Questa volta lei e il pool difensivo avete di fronte due
nuovi avversari, l’Arma dei carabinieri che si costituisce
parte civile, e la
figlia del brigadiere Santino Tuzi. Lei, però, afferma che
assume la consulenza
di personaggi che secondo le sue valutazioni non sono
assolutamente colpevoli.

La famiglia Tuzi con la famiglia Mottola non c’entra nulla,
quindi conseguentemente con la morte di Serena Mollicone. Noi
avremo come avversari l’Arma dei carabinieri, i familiari
della Mollicone, e probabilmente ancora qualcun altro. Però è
una cosa che non ci preoccupa assolutamente, perché ora che
siamo arrivati al contraddittorio, e tutto quello che dovrà
essere fatto sarà fatto in maniera estremamente seria,
organizzata, meticolosa, per cui daremo il massimo di quello
che possiamo dare. Una cosa che mi da’ fastidio come essere
umano e criminologo professionista, è che, quando facemmo
assolvere Carmine Belli, accusato dello stesso omicidio,
contro di noi c’erano tutti quelli che abbiamo contro anche
oggi. Tutti quanti puntarono contro Carmine Belli come
l’assassino di Serena Mollicone, addirittura anche i familiari
di Serena vedevano Carmine Belli come l’assassino.
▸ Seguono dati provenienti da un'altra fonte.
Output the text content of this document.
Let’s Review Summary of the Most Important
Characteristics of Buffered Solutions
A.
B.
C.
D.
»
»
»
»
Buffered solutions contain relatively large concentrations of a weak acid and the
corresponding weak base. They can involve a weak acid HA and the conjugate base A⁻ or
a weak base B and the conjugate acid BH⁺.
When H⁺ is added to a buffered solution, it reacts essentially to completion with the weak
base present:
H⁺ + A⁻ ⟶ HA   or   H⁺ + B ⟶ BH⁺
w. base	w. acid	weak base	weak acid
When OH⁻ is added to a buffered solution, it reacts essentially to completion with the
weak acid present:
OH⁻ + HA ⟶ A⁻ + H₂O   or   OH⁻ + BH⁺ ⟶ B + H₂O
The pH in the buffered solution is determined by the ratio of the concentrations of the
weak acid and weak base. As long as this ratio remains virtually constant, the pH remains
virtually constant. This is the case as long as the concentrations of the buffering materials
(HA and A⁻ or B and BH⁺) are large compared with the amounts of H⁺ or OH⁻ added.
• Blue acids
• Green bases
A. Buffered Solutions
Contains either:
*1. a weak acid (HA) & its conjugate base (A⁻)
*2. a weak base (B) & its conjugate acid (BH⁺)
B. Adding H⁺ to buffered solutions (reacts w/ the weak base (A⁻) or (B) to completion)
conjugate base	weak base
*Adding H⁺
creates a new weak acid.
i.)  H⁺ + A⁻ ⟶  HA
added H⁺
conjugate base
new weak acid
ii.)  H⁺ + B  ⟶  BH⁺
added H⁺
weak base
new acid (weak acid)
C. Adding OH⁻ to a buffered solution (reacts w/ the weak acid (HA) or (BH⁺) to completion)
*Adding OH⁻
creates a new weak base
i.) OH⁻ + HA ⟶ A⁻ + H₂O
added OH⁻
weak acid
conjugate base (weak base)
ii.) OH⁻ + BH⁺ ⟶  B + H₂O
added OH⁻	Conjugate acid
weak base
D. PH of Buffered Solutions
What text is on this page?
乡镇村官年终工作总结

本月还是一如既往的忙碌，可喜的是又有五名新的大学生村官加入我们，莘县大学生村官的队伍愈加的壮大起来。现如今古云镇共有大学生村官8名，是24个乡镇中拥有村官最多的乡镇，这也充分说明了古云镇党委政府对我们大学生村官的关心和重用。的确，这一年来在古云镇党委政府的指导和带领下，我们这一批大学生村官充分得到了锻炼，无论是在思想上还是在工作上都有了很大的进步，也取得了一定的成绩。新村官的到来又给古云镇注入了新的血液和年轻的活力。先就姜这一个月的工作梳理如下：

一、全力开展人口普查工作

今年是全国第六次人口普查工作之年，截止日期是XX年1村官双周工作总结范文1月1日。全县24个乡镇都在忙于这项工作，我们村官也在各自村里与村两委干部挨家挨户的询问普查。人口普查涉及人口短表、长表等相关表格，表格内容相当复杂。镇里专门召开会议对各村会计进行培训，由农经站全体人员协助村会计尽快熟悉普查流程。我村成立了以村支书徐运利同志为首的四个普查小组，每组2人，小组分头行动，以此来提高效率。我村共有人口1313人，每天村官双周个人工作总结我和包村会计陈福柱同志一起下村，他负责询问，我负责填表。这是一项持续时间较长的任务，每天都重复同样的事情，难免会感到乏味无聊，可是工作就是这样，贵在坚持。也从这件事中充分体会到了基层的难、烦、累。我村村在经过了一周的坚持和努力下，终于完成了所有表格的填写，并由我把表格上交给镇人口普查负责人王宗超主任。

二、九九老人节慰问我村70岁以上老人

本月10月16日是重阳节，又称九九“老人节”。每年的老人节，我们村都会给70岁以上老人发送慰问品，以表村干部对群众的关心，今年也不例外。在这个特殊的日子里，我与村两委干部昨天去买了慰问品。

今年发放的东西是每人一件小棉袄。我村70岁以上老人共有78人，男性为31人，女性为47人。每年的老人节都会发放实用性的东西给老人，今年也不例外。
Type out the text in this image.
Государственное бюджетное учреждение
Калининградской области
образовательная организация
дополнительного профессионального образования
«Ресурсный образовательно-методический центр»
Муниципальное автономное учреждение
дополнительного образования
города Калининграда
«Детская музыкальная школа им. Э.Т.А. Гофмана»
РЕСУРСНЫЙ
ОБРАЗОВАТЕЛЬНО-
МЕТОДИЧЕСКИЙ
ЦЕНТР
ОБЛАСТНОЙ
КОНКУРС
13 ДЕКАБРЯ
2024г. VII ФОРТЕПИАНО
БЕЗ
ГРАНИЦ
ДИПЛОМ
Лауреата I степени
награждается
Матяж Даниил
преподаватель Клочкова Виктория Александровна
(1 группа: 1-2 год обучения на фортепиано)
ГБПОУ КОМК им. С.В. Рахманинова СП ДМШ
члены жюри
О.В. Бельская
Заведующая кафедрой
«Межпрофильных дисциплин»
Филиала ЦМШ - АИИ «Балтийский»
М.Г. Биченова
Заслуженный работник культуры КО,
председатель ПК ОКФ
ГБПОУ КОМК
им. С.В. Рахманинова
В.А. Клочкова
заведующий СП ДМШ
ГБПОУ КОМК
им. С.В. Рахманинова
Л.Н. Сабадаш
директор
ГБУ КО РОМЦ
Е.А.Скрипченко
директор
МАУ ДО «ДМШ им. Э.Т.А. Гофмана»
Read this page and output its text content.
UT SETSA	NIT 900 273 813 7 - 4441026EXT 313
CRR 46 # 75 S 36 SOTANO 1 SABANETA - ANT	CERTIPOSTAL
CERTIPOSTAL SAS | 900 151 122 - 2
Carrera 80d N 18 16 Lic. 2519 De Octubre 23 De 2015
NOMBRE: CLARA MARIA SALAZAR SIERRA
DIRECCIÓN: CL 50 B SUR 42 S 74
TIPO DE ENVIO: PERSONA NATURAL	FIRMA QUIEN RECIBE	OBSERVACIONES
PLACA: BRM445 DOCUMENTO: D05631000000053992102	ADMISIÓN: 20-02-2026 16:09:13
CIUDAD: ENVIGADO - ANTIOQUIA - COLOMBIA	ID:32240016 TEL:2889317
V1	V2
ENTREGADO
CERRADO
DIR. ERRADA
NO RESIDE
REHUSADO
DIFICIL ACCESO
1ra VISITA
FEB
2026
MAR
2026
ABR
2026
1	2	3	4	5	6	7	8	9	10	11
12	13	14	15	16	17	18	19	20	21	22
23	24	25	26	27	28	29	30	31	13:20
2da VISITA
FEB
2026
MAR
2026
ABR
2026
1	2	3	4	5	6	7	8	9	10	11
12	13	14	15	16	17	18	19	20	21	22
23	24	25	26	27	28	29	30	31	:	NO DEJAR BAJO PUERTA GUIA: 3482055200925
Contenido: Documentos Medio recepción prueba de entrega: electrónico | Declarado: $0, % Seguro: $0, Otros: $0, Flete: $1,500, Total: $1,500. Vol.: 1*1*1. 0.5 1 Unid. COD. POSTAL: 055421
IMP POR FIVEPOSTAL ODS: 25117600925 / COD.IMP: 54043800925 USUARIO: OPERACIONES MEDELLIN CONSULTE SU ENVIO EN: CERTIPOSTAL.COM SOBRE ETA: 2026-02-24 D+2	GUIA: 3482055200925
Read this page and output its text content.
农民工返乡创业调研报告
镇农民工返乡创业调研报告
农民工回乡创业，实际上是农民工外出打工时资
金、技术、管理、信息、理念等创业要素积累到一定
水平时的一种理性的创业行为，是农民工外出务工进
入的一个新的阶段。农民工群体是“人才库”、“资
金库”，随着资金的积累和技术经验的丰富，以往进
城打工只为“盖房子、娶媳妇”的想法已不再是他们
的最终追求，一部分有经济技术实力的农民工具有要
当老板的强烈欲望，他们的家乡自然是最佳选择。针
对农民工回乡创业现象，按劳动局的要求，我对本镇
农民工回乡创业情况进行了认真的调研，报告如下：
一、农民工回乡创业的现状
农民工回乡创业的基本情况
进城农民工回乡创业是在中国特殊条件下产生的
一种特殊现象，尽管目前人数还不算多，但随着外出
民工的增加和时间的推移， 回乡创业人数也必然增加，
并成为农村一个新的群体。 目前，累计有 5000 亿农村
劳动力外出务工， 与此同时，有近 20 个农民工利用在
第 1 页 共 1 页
Fummo noi a
salvare il Belli, e congiuntamente salvammo anche la giustizia
e la verità. Ora ci troviamo a fare lo stesso schieramento
contro diversi avversari tra cui ci sono alcuni che sono gli
stessi di prima, che così come prima hanno sposato una tesi
senza avere cognizione di causa, lo stanno facendo tuttora.
Quindi una patata bollente molto forte, e una sfida molto
forte che noi accettiamo, perché siamo certi che il nostro
lavoro si produrrà al massimo delle sue potenzialità.